Hirtenbrief - Erzbischof Woelki leitet Abkehr von der Volkskirche ein
Der Kardinal kündigt zur Fastenzeit nächsten Sparkurs an
Rhetorisch ist der Fastenhirtenbrief von Rainer Maria Kardinal Woelki ein Meisterwerk: Der Kölner Erzbischof kündigt den Katholiken des reichsten Bistums Deutschlands (aktuelles Vermögen: 3,35 Milliarden Euro) pünktlich zur Fastenzeit einen neuerlichen regiden Sparkurs an, ohne ihn so zu nennen. „Gemeindliche und kirchliche Erneuerung ist insofern kein administrativer Vorgang, sondern ein geistlicher Weg“, heißt das in den Worten des Bischofs von rund zwei Millionen Katholiken.

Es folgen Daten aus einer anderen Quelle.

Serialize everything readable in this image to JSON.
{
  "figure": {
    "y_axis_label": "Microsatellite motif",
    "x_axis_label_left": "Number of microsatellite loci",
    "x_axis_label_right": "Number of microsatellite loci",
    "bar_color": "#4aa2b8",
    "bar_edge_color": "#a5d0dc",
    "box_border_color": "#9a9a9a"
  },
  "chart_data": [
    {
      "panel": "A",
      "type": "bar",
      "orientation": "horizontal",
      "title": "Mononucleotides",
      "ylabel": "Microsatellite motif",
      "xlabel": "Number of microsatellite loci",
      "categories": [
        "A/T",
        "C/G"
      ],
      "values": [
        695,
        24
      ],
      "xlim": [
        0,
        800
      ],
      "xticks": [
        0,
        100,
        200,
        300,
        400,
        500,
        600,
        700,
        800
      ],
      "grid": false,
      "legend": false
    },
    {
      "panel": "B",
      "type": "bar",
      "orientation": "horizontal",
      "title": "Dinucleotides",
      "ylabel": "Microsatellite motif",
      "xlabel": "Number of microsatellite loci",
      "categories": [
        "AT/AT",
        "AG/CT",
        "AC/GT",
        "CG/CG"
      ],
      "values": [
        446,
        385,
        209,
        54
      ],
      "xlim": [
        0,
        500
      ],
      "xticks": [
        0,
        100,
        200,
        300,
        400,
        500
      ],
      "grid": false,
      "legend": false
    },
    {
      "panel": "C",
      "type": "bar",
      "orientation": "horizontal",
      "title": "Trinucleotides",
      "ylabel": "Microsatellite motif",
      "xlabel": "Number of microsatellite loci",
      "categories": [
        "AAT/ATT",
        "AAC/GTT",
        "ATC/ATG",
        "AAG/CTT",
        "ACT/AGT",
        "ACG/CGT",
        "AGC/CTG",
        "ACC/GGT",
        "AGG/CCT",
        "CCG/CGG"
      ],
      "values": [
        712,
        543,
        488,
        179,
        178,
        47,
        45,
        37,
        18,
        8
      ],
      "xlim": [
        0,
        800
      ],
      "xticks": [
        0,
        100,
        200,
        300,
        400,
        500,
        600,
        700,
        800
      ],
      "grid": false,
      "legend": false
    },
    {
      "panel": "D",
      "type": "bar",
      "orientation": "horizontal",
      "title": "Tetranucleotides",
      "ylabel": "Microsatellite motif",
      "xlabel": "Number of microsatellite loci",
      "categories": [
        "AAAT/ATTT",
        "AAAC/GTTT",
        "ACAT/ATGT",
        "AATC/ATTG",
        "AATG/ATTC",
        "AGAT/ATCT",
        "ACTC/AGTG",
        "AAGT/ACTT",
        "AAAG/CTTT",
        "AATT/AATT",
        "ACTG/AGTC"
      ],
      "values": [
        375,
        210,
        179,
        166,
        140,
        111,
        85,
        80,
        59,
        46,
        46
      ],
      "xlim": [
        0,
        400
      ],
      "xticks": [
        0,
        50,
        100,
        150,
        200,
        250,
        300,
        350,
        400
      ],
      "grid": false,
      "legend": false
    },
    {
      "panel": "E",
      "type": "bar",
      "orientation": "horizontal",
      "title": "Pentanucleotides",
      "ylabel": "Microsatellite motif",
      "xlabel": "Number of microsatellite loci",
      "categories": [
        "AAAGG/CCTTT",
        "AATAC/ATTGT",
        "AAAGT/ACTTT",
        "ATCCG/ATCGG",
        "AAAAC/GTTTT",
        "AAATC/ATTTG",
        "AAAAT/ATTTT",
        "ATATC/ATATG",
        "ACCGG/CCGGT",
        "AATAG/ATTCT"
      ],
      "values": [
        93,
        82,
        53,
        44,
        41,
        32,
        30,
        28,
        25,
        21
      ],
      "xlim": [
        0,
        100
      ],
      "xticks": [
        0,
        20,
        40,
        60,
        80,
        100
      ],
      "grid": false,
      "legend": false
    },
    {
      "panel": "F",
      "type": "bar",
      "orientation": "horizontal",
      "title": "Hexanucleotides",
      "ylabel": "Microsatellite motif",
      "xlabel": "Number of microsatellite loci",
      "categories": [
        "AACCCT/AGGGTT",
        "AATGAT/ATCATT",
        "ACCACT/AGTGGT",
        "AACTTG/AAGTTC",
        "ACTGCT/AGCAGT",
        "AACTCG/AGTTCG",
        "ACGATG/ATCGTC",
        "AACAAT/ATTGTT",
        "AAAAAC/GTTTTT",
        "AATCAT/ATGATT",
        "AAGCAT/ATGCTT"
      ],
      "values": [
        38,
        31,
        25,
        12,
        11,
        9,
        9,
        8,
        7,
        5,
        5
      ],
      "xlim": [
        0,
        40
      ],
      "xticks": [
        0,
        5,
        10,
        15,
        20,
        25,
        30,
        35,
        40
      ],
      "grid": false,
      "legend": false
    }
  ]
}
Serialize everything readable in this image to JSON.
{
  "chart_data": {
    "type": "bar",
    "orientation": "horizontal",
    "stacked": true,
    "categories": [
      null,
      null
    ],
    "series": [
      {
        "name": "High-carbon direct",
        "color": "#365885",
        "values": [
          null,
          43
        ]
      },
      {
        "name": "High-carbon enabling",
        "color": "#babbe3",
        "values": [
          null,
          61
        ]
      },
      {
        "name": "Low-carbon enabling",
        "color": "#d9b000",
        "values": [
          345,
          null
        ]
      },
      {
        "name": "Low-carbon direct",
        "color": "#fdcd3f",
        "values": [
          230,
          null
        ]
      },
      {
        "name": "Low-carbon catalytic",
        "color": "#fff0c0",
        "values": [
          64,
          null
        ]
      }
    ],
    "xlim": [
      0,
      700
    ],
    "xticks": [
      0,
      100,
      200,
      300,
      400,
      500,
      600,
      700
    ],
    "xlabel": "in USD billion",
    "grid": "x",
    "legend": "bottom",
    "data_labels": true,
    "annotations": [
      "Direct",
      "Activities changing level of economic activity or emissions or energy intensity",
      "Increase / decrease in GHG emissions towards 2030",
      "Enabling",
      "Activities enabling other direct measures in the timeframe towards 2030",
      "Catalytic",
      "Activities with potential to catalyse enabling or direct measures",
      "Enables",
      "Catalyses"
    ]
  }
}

Was damit gemeint ist, dürften die Gemeindemitglieder in den 528 Pfarreien der verbliebenen 180 Seelsorgebereiche bald zu spüren bekommen.
Denn Kardinal Woelki hat mit seinem Hirtenbrief im Erzbistum Köln nicht weniger als die endgültige Abkehr vom Konzept der Volkskirche eingeleitet. So überraschend sich das am Sonntag für viele Katholiken angehört haben mag — eine Revolution ist das nicht. Der katholische Pastoraltheologe und Religionssoziologe Paul Zulehner fordert seit Jahren von den Kirchenfürsten, die Idee der Volkskirche aufzugeben und eine zeitgemäße Vision von Kirche zu entwickeln statt sich an alte Strukturen zu klammern und eine Verzweiflungs-Reform nach der nächsten durch die Gemeinden zu jagen. Oder wie Kardinal Woelki es sehr viel eleganter formuliert: „Es darf uns doch nicht nur um die 7 bis 12 Prozent derer gehen, die sonntags die Heilige Messe mitfeiern oder gar nur um die in der Regel noch kleinere Gruppe der sogenannten Kerngemeinde.“
Damit greift der Kölner Erzbischof die keineswegs neue Kritik auf, die in der katholischen Kirche schon seit Jahrzehnten anhand des Gleichnisses vom verlorenen Schaf vorgetragen wird. Nämlich dass die Kirche als Hirte sich so intensiv um das eine verirrte Schaf gekümmert habe, dass ihr die 99 anderen längst davongelaufen seien. Woelki will nun ausdrücklich „auch die anderen 85 bis 90 Prozent im Blick“ behalten, die mit der bisherigen Gemeinde-Organisation nicht mehr zu erreichen sind. Das dürfte den rund 60 000 hauptamtlich Beschäftigten und 200 000 ehrenamtlich engagierten Katholiken im Bistum nur bedingt gefallen, stehen doch ihre Strukturen jetzt zur Diskussion. Kardinal Woelki hat eine spannende Mission vor sich.